程心自带“圣母”光环,总能让周围人感受到慈爱和善良,而维德则咄咄逼人,不达目的誓不罢休。但放在《三体》的故事情节中,读者并不会太同情程心,因为她在地球的引力波发射台被摧毁的过程中,始终没有启动引力波广播,把人类推向了死亡的边缘。又是她,在维德与联邦政府武装对峙的过程中,命令维德终止光速飞船的研制并投降,从而葬送了人类逃脱降维打击的机会。
相反,维德却赢得了多数读者的同情。
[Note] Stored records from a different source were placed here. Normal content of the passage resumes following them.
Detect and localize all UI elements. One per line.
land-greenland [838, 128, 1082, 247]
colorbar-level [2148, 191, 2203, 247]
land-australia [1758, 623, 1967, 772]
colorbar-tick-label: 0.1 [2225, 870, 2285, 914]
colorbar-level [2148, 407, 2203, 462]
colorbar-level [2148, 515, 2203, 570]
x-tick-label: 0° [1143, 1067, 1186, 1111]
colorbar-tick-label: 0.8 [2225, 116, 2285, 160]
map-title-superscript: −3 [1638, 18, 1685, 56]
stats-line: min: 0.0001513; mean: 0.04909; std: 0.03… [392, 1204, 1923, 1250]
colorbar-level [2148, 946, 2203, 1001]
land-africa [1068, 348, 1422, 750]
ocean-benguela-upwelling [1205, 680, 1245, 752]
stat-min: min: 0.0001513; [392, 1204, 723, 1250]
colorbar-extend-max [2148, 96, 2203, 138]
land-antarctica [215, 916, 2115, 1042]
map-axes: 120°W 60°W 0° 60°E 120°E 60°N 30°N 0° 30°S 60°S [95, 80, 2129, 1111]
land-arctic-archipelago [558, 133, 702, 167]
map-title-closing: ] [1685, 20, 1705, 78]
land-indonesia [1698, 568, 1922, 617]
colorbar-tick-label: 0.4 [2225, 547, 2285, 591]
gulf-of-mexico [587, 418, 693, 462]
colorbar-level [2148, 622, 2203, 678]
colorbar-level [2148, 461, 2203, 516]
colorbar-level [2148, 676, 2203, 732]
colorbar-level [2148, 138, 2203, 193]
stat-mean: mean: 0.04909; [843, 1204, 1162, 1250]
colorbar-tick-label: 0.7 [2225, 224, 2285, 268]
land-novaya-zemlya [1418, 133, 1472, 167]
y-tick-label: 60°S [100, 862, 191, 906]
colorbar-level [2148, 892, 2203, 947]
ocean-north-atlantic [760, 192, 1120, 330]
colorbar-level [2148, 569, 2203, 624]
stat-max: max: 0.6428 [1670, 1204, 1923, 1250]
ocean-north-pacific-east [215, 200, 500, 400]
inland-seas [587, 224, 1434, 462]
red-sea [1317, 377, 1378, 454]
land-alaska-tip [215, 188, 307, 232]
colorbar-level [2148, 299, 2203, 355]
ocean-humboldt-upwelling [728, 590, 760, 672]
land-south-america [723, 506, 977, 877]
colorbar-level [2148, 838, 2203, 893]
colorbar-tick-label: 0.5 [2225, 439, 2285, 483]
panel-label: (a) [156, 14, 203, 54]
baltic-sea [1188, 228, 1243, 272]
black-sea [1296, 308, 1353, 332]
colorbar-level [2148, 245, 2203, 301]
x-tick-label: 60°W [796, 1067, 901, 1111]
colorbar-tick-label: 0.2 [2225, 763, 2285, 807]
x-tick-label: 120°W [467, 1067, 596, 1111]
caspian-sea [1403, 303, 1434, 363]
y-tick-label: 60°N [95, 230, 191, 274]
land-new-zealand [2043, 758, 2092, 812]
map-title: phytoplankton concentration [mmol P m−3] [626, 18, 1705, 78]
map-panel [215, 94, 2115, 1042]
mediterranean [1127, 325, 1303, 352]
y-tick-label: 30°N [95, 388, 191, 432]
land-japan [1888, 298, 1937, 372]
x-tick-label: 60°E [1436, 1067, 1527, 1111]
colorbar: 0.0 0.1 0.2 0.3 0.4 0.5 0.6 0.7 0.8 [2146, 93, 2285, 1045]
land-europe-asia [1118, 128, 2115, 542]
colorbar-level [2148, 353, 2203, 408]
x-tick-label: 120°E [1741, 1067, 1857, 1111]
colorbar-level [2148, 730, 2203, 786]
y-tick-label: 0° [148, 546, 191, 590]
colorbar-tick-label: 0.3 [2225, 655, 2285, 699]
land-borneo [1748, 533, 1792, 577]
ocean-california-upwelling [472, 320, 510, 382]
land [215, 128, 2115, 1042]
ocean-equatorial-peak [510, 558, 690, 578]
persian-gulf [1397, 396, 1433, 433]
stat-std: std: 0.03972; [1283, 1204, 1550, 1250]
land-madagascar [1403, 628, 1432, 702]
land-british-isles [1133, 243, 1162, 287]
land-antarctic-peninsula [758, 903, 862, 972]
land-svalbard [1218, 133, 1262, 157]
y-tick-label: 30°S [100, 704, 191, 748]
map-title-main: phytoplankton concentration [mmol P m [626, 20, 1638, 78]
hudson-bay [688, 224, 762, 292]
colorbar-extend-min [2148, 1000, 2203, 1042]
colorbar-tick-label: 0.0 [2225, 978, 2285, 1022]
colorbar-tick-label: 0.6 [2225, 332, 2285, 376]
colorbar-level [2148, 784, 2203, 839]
他暗杀瓦季姆是为了获取一颗能送进敌人心脏的大脑,他刺杀程心是为了让自己成功当选“执剑人”,从而建立威慑度更高的黑暗森林威慑,他与联邦政府对峙是为了给人类争取逃出太阳系的机会。总之,为了人类的生存和胜利,他的不择手段似乎没那么不可接受。
与其说是两种性格的冲突,不如说是两种道德观的交锋。
在刘慈欣所描述的极端情景中,功利与道义的撕扯变成了生死抉择。
在人类生死存亡的紧急关头,坚持爱与善的程心显得极其迂腐。智子曾轻蔑地说道:“在我们的人格分析系统中,你的威慑度在百分之十上下波动,像一条爬行的小蚯蚓。”网友也不无揶揄地说:“《三体》讲述了两个女人犯傻的故事:一个说我在这儿,来打我吧,另一个说,我绝对不还手。”这“另一个”就是程心。而在拯救人类文明的旗帜下,不惜僭越道德界限,化身为魔而普度众生的维德们却成了令人敬仰的英雄。